On Friday, 17 May 2019 at 19:52:53 UTC, Exil wrote:
> On Friday, 17 May 2019 at 17:41:26 UTC, Q. Schroll wrote:
>> On Thursday, 16 May 2019 at 22:26:34 UTC, Exil wrote:
>>> This doesn't help with the explanation, what special syntax? Maybe an example that works with opStaticIndex and that wouldn't work with opIndex would help. Otherwise I still don't see a problem.
>>
>> Simple answer is: You cannot overload opIndex aliasing a data member and opIndex being a function. If it is a function somewhere, it *must* always be a function in that aggregate (struct/union/class/interface).
>
> That's what template specialization is exactly for. Exactly how it can be used:

Do you really mean specialization? I'm asking as you don't use it in your following example. Maybe you mean instantiation? I just want to make sure we're talking about the same thing.

> struct A {
>
>     template opIndex(int i) {
>         static if (i == 0) alias opIndex = member1;
>         else alias opIndex = member2;
>     }
>
>     int member1;
>     double member2;
>
>
>     int opIndex(int a, int b) { return 0; }
>
>     int opIndex(T...)(T a) { return 1; }
>
> }
>
> void main() {
> 	A a;
>
>     a[0,0];
>     a[0];
>
>     a.opIndex!0 = 10;   // a[0] = 10
>     a.opIndex!1 = 10.1; // a[1] = 10.1
>
>     writeln(a.member1, a.member2);
> }

I'm sorry, but I don't get what you want to show me. I strongly believe that you have a point somewhere and I'm just not seeing it. I've just tried out that code piece and it worked to my surprise.

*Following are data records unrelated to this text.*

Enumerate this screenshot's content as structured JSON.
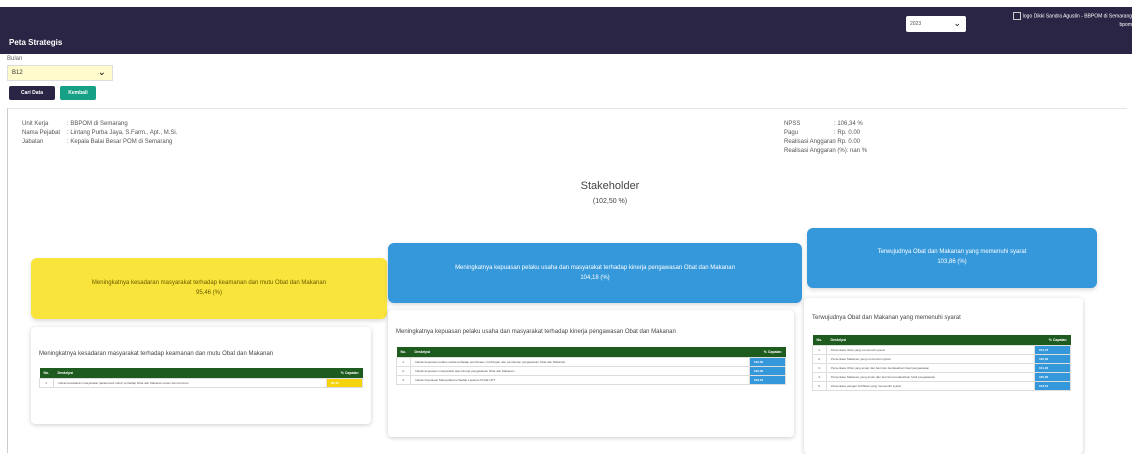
{
  "header": {
    "title": "Peta Strategis",
    "year_select": "2023",
    "user_text": "logo Dikki Sandra Agustin - BBPOM di Semarang",
    "user_text_2": "bpom"
  },
  "filter": {
    "bulan_label": "Bulan",
    "bulan_value": "B12",
    "cari_label": "Cari Data",
    "kembali_label": "Kembali"
  },
  "info_left": {
    "unit_kerja_label": "Unit Kerja",
    "unit_kerja_value": ": BBPOM di Semarang",
    "nama_label": "Nama Pejabat",
    "nama_value": ": Lintang Purba Jaya, S.Farm., Apt., M.Si.",
    "jabatan_label": "Jabatan",
    "jabatan_value": ": Kepala Balai Besar POM di Semarang"
  },
  "info_right": {
    "npss_label": "NPSS",
    "npss_value": ": 106,34 %",
    "pagu_label": "Pagu",
    "pagu_value": ": Rp. 0.00",
    "realisasi_label": "Realisasi Anggaran",
    "realisasi_value": ": Rp. 0.00",
    "realisasi_pct_label": "Realisasi Anggaran (%)",
    "realisasi_pct_value": ": nan %"
  },
  "stakeholder": {
    "title": "Stakeholder",
    "value": "(102,50 %)"
  },
  "goals": [
    {
      "title": "Meningkatnya kesadaran masyarakat terhadap keamanan dan mutu Obat dan Makanan",
      "value": "95,46 (%)",
      "color": "#f8e43a"
    },
    {
      "title": "Meningkatnya kepuasan pelaku usaha dan masyarakat terhadap kinerja pengawasan Obat dan Makanan",
      "value": "104,18 (%)",
      "color": "#3498db"
    },
    {
      "title": "Terwujudnya Obat dan Makanan yang memenuhi syarat",
      "value": "103,86 (%)",
      "color": "#3498db"
    }
  ],
  "table_headers": {
    "no": "No.",
    "deskripsi": "Deskripsi",
    "capaian": "% Capaian"
  },
  "cards": [
    {
      "title": "Meningkatnya kesadaran masyarakat terhadap keamanan dan mutu Obat dan Makanan",
      "rows": [
        {
          "no": "1.",
          "desc": "Indeks kesadaran masyarakat (awareness index) terhadap Obat dan Makanan aman dan bermutu",
          "pct": "95,46",
          "color": "#f5d30f"
        }
      ]
    },
    {
      "title": "Meningkatnya kepuasan pelaku usaha dan masyarakat terhadap kinerja pengawasan Obat dan Makanan",
      "rows": [
        {
          "no": "1.",
          "desc": "Indeks kepuasan pelaku usaha terhadap pembinaan, bimbingan dan pemberian pengawasan Obat dan Makanan",
          "pct": "100,00",
          "color": "#3498db"
        },
        {
          "no": "2.",
          "desc": "Indeks kepuasan masyarakat atas kinerja pengawasan Obat dan Makanan",
          "pct": "100,00",
          "color": "#3498db"
        },
        {
          "no": "3.",
          "desc": "Indeks Kepuasan Masyarakat terhadap Layanan Publik UPT",
          "pct": "102,53",
          "color": "#3498db"
        }
      ]
    },
    {
      "title": "Terwujudnya Obat dan Makanan yang memenuhi syarat",
      "rows": [
        {
          "no": "1.",
          "desc": "Persentase Obat yang memenuhi syarat",
          "pct": "101,72",
          "color": "#3498db"
        },
        {
          "no": "2.",
          "desc": "Persentase Makanan yang memenuhi syarat",
          "pct": "100,00",
          "color": "#3498db"
        },
        {
          "no": "3.",
          "desc": "Persentase Obat yang aman dan bermutu berdasarkan hasil pengawasan",
          "pct": "101,20",
          "color": "#3498db"
        },
        {
          "no": "4.",
          "desc": "Persentase Makanan yang aman dan bermutu berdasarkan hasil pengawasan",
          "pct": "100,00",
          "color": "#3498db"
        },
        {
          "no": "5.",
          "desc": "Persentase pangan fortifikasi yang memenuhi syarat",
          "pct": "104,51",
          "color": "#3498db"
        }
      ]
    }
  ]
}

I honestly think now, it's actually possible. The question remaining is: Is it really better or rather too complicated?

In the current form of the DIP, if you'd use a type as index, it'd compile. I'll change that, because that's not how it's meant to be.

I find it really difficult to say if widening the abilities of opIndex to opStaticIndex can be done. There are so many corner cases. That's mainly why I proposed a new compiler-recognized name: It's the safe option.

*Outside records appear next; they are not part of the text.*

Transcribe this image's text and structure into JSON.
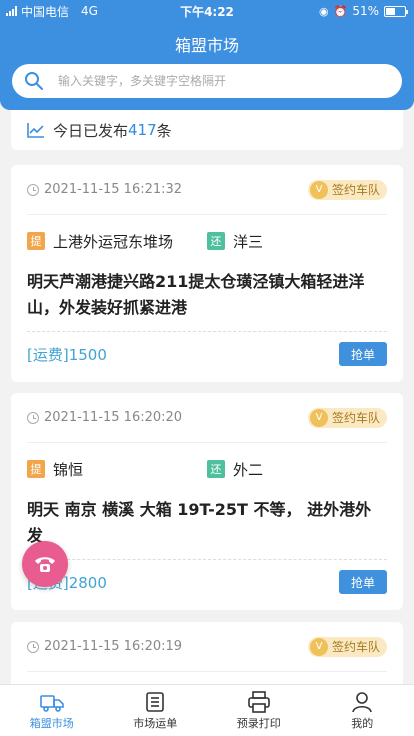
{
  "status_bar": {
    "carrier": "中国电信",
    "network": "4G",
    "time": "下午4:22",
    "battery": "51%",
    "battery_level": 0.51
  },
  "header": {
    "title": "箱盟市场"
  },
  "search": {
    "placeholder": "输入关键字，多关键字空格隔开"
  },
  "today": {
    "prefix": "今日已发布",
    "count": "417",
    "suffix": "条"
  },
  "orders": [
    {
      "time": "2021-11-15 16:21:32",
      "badge": "签约车队",
      "pickup_tag": "提",
      "pickup": "上港外运冠东堆场",
      "return_tag": "还",
      "return": "洋三",
      "desc": "明天芦潮港捷兴路211提太仓璜泾镇大箱轻进洋山，外发装好抓紧进港",
      "fee": "[运费]1500",
      "action": "抢单"
    },
    {
      "time": "2021-11-15 16:20:20",
      "badge": "签约车队",
      "pickup_tag": "提",
      "pickup": "锦恒",
      "return_tag": "还",
      "return": "外二",
      "desc": "明天 南京 横溪 大箱 19T-25T 不等， 进外港外发",
      "fee": "[运费]2800",
      "action": "抢单"
    },
    {
      "time": "2021-11-15 16:20:19",
      "badge": "签约车队"
    }
  ],
  "tabs": [
    {
      "label": "箱盟市场",
      "icon": "truck-icon",
      "active": true
    },
    {
      "label": "市场运单",
      "icon": "list-icon",
      "active": false
    },
    {
      "label": "预录打印",
      "icon": "printer-icon",
      "active": false
    },
    {
      "label": "我的",
      "icon": "user-icon",
      "active": false
    }
  ],
  "colors": {
    "primary": "#3d8fe0",
    "pickup_tag": "#f2a64c",
    "return_tag": "#4fc09e",
    "fee": "#3fa4d3",
    "phone_fab": "#e85c8f"
  }
}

In the current state of D, opIndex must be callable to trigger the rewrite; being present as member is insufficient. As a simple example, if you use std.typecons.Tuple with a member namend "opIndex" of type int, you still can do everything you'd expect from a tuple with reasonable field names. Notably, it doesn't invalidate static indexing. But make "opIndex" of type `int delegate(/*whatever you like*/)`, and the Tuple is unusable: https://run.dlang.io/is/BuiT2a
It's somewhat artificial and not a reason for the DIP. Sure, naming a member "opStaticIndex" would break the tuple, too.

>> It is more flexible not having a name clash. It's easier to learn and reason about, too. To me, it has literally no benefit using opIndex for static indexing.
>>
>> Part of a working example: https://run.dlang.io/is/274pNN
>
> So what if you have 2 parameters, one is a runtime value and the other is a compile time value? Would it be a compile error then? But then you can implement opIndex and opStaticIndex, so you can use two runtime values and two compile time values but if for some reason you need one, instead you will need some hacky work around to get it to work:
>
>     arr[ 0, someRunTimeIndex() ] = 10; // error mixing compile-time and run-time
>
>     int i = 0;
>     arr[ i, someRunTimeIndex() ] = 10; // ok

To use a template, you need *all* arguments at compile-time. Otherwise it's lowered to a run-time indexing operation no matter how many arguments are present at compile-time.

The first call (// error mixing) is not a problem. The fact that some values could be used as a template parameter is irrelevant. The question is: Does the template instantiation work? And the answer is no. That's where double indexing, e.g. tup[0][1] versus tup[0,1] makes a real difference. If you really need mixing sorts of arguments, that's the way I'd do it.

Mixing is not an error. Mixing is just run-time.